John Moody. he came to the Land in the yeare 1633: he had no children he had 2 men servants, yt were vngodly, especially one of them; who in his passion would wish himselfe in hell: & vse desperate words. yet had a good measure of knowledg, these 3 servants would goe to the oister bank in a boate, & did, against the counsell of their governor where they lay all night; & in the morning early when the tide was out, they gathering oysters, did vnskillfully leave theire boate afloate In the verges of the channell, & quickly the tide caryed it away so far into the channell yt they could not come neare it, wch made them cry out & hollow, but being very early & remove were not heard, till the water had risen very high vpon them to the armehols as its thought, & then a man from Rockbrough meeting house hill heard them cray & call, & he cryed & ran wth all speed, & seing theire boate swam to it & hasted to them, but they were both so drowned before any help could possibly come. a dreadfull example of Gods displeasure against obstinate servants.

Winthrop describes the drowning, [2]

August 6.] Two men servants to one Moodye, of Roxbury, returning in a boat from the windmill, struck upon the oyster bank. They went out to gather oysters, and, not making fast their boat, when the flood came, it floated away, and they were both drowned, although they might have waded out on either side; but it was an evident judgment of God upon them, for they were wicked persons. One of them, a little before, being reproved for his lewdness, and put in mind of hell, answered, that if hell were ten times hotter, he had rather be there than he would serve his master, etc. The occasion was, because he had bound himself for divers years, and saw that, if he had been at liberty, he might have had greater wages, though otherwise his master used him very well.

Redstone mentions the record written by Rev. John Eliot and states that Winthrop gives 6 Aug. 1633 as the date of the drowning. She provides the following summary of the life of John Moody in New England: [3]

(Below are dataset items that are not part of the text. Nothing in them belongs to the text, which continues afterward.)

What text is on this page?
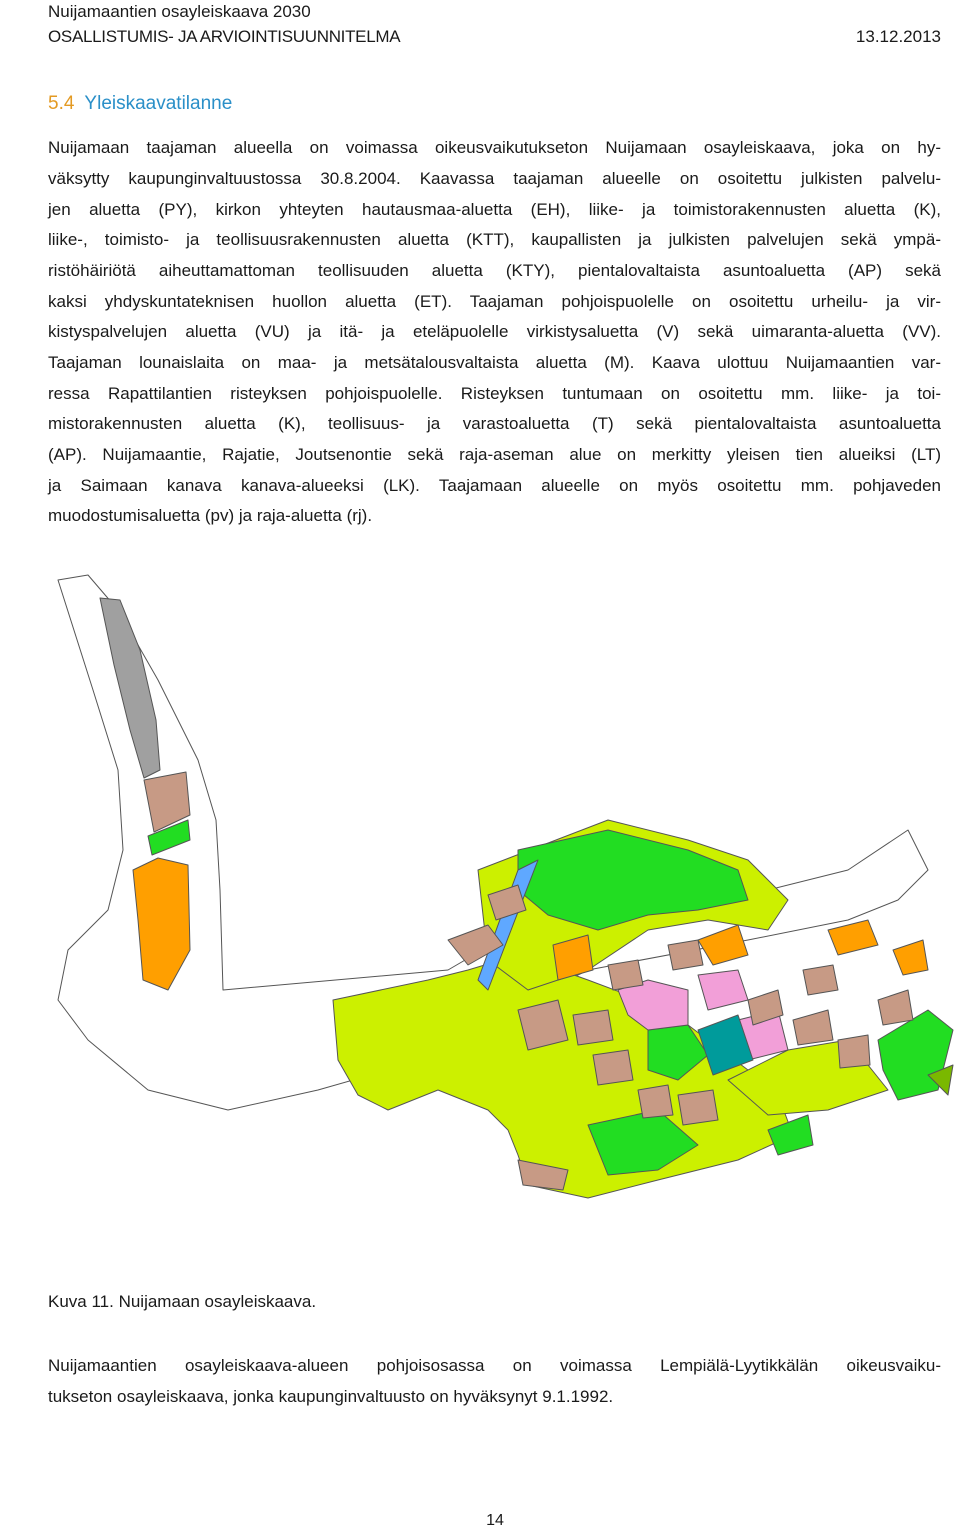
Nuijamaantien osayleiskaava 2030
OSALLISTUMIS- JA ARVIOINTISUUNNITELMA	13.12.2013
5.4 Yleiskaavatilanne
Nuijamaan taajaman alueella on voimassa oikeusvaikutukseton Nuijamaan osayleiskaava, joka on hy-
väksytty kaupunginvaltuustossa 30.8.2004. Kaavassa taajaman alueelle on osoitettu julkisten palvelu-
jen aluetta (PY), kirkon yhteyten hautausmaa-aluetta (EH), liike- ja toimistorakennusten aluetta (K),
liike-, toimisto- ja teollisuusrakennusten aluetta (KTT), kaupallisten ja julkisten palvelujen sekä ympä-
ristöhäiriötä aiheuttamattoman teollisuuden aluetta (KTY), pientalovaltaista asuntoaluetta (AP) sekä
kaksi yhdyskuntateknisen huollon aluetta (ET). Taajaman pohjoispuolelle on osoitettu urheilu- ja vir-
kistyspalvelujen aluetta (VU) ja itä- ja eteläpuolelle virkistysaluetta (V) sekä uimaranta-aluetta (VV).
Taajaman lounaislaita on maa- ja metsätalousvaltaista aluetta (M). Kaava ulottuu Nuijamaantien var-
ressa Rapattilantien risteyksen pohjoispuolelle. Risteyksen tuntumaan on osoitettu mm. liike- ja toi-
mistorakennusten aluetta (K), teollisuus- ja varastoaluetta (T) sekä pientalovaltaista asuntoaluetta
(AP). Nuijamaantie, Rajatie, Joutsenontie sekä raja-aseman alue on merkitty yleisen tien alueiksi (LT)
ja Saimaan kanava kanava-alueeksi (LK). Taajamaan alueelle on myös osoitettu mm. pohjaveden
muodostumisaluetta (pv) ja raja-aluetta (rj).
Kuva 11. Nuijamaan osayleiskaava.
Nuijamaantien osayleiskaava-alueen pohjoisosassa on voimassa Lempiälä-Lyytikkälän oikeusvaiku-
tukseton osayleiskaava, jonka kaupunginvaltuusto on hyväksynyt 9.1.1992.
14
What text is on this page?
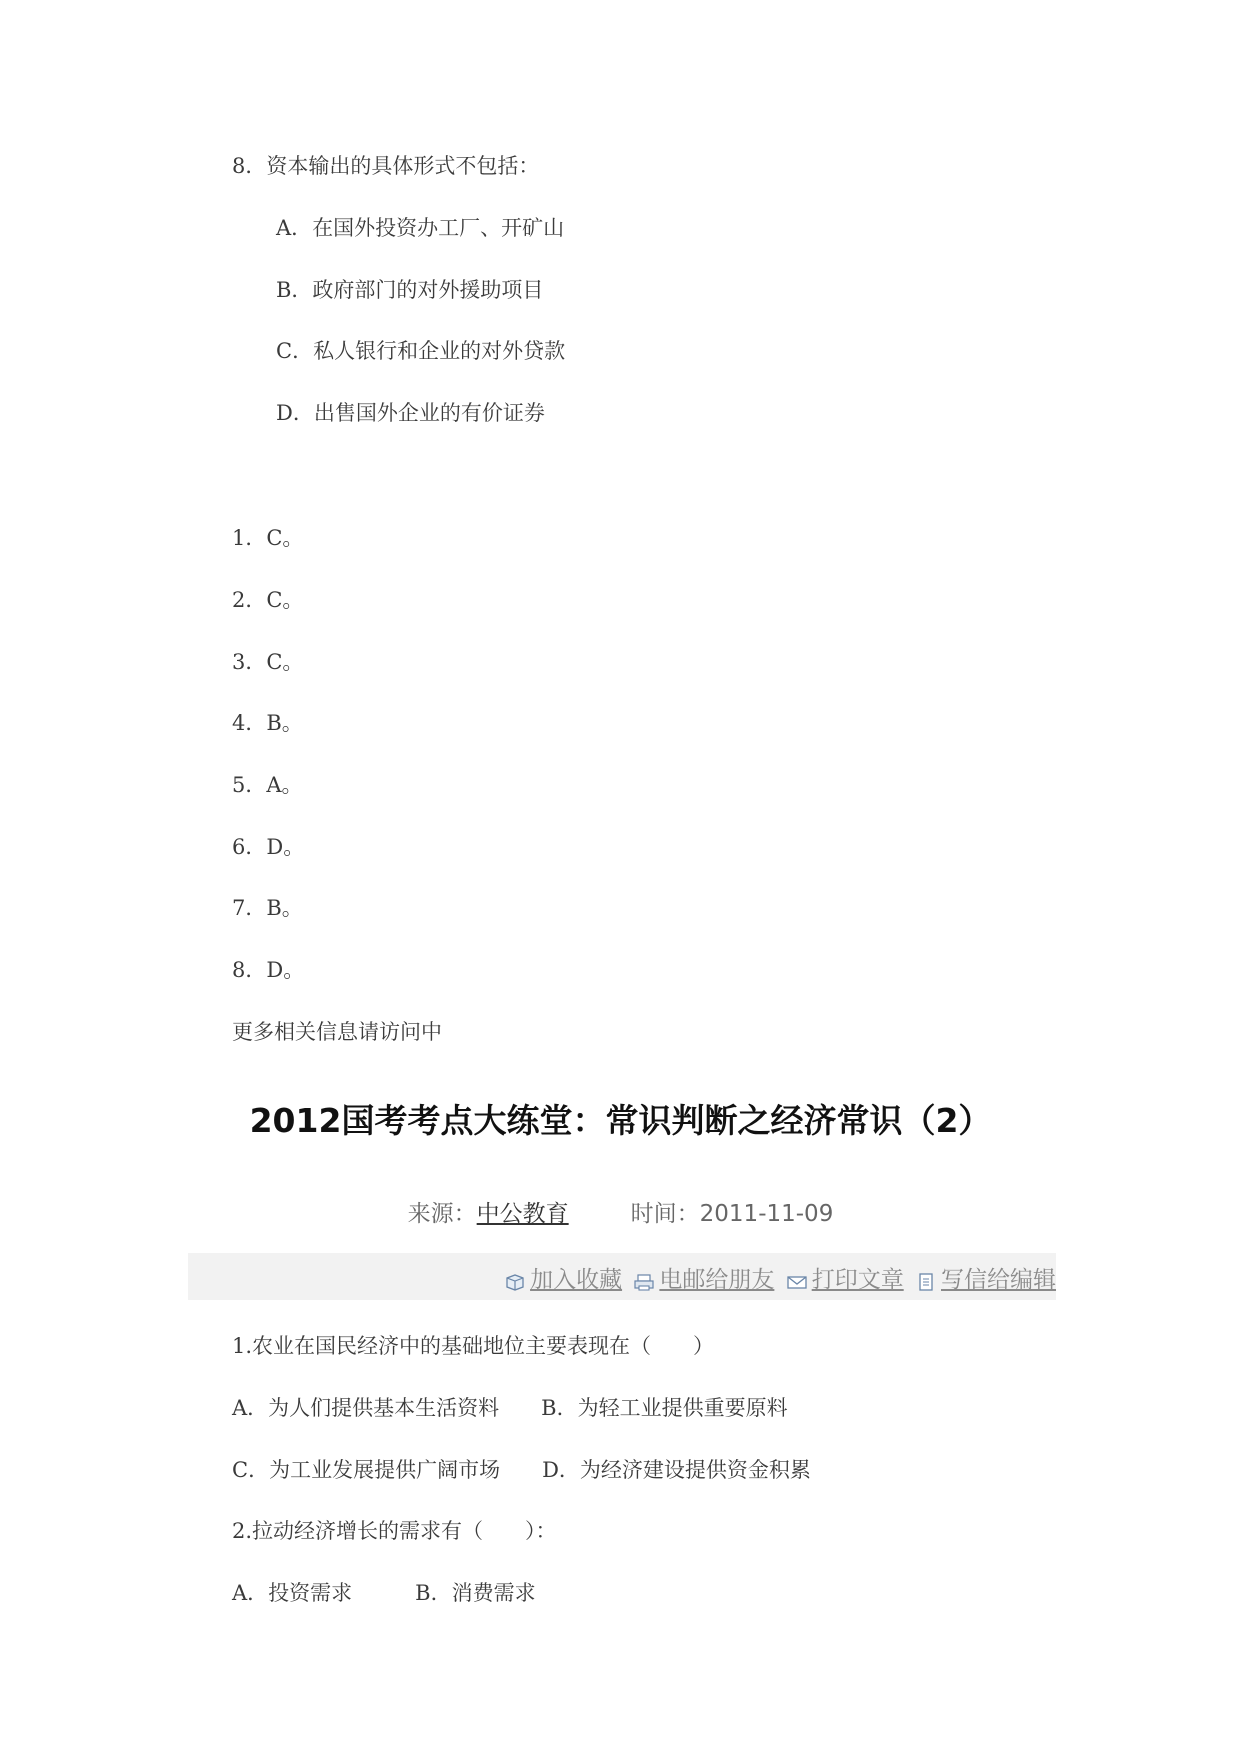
8．资本输出的具体形式不包括：
A．在国外投资办工厂、开矿山
B．政府部门的对外援助项目
C．私人银行和企业的对外贷款
D．出售国外企业的有价证券
1．C。
2．C。
3．C。
4．B。
5．A。
6．D。
7．B。
8．D。
更多相关信息请访问中
2012国考考点大练堂：常识判断之经济常识（2）
来源：中公教育	时间：2011-11-09
加入收藏 电邮给朋友 打印文章 写信给编辑
1.农业在国民经济中的基础地位主要表现在（　　）
A．为人们提供基本生活资料　　B．为轻工业提供重要原料
C．为工业发展提供广阔市场　　D．为经济建设提供资金积累
2.拉动经济增长的需求有（　　）：
A．投资需求　　　B．消费需求
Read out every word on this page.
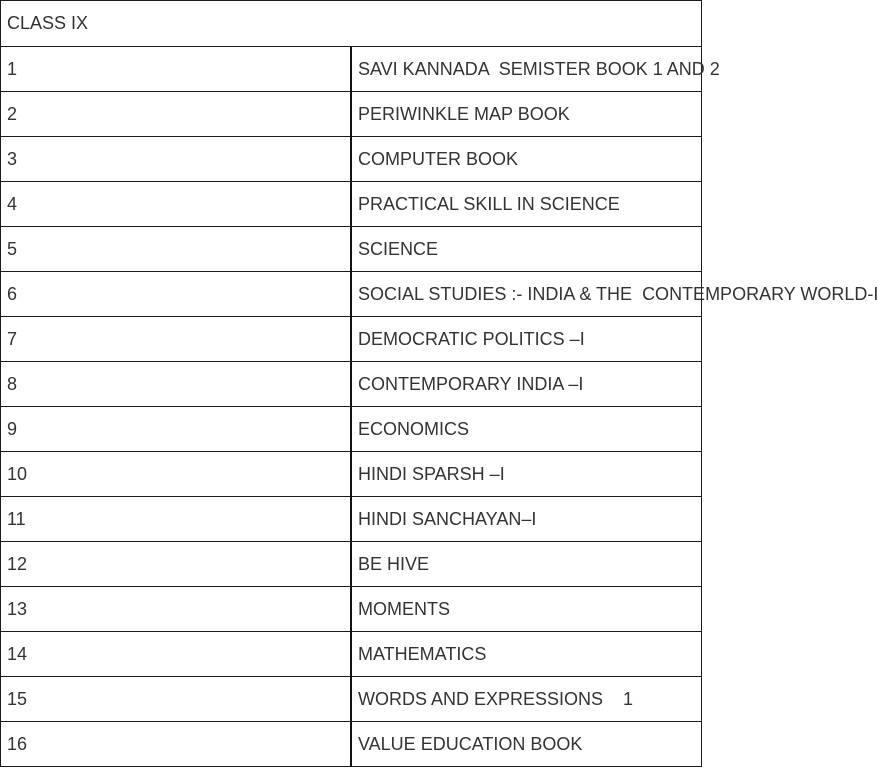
CLASS IX	
1	SAVI KANNADA  SEMISTER BOOK 1 AND 2
2	PERIWINKLE MAP BOOK
3	COMPUTER BOOK
4	PRACTICAL SKILL IN SCIENCE
5	SCIENCE
6	SOCIAL STUDIES :- INDIA & THE  CONTEMPORARY WORLD-I
7	DEMOCRATIC POLITICS –I
8	CONTEMPORARY INDIA –I
9	ECONOMICS
10	HINDI SPARSH –I
11	HINDI SANCHAYAN–I
12	BE HIVE
13	MOMENTS
14	MATHEMATICS
15	WORDS AND EXPRESSIONS    1
16	VALUE EDUCATION BOOK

"Mr." John Moody was admitted a freeman 5 Nov. 1633 and was a deputy in 1635. He soon removed to Hartford, Conn., and died not earlier than 25 July 1655. He had a son Samuel, born in New England, who finally settled at Hadley, Mass., where his mother, the Widow Sarah Moody, died in 1671.


Footnotes:

[1] William B. Trask, transcriber, "The Rev. John Eliot's Record of Church Members, Roxbury, Mass.," 35 (1881), 21-24 and 241-247 at 242, [HathiTrust].

[2] James Savage, ed., The History of New England from 1630 to 1649 by John Winthrop, from his original manuscripts, with notes to illustrate the civil and ecclesiastical concerns, the geography, settlement, and institutions of the country, and the lives and manners of the principal planters, Vol. 1 (Boston: Little, Brown and Company, 1853), 126, [HathiTrust].

[3] Lilian J. Redstone, "Moody," New England Historical and Genealogical Register 80 (1926), 313-327 at 314, [AmericanAncestors].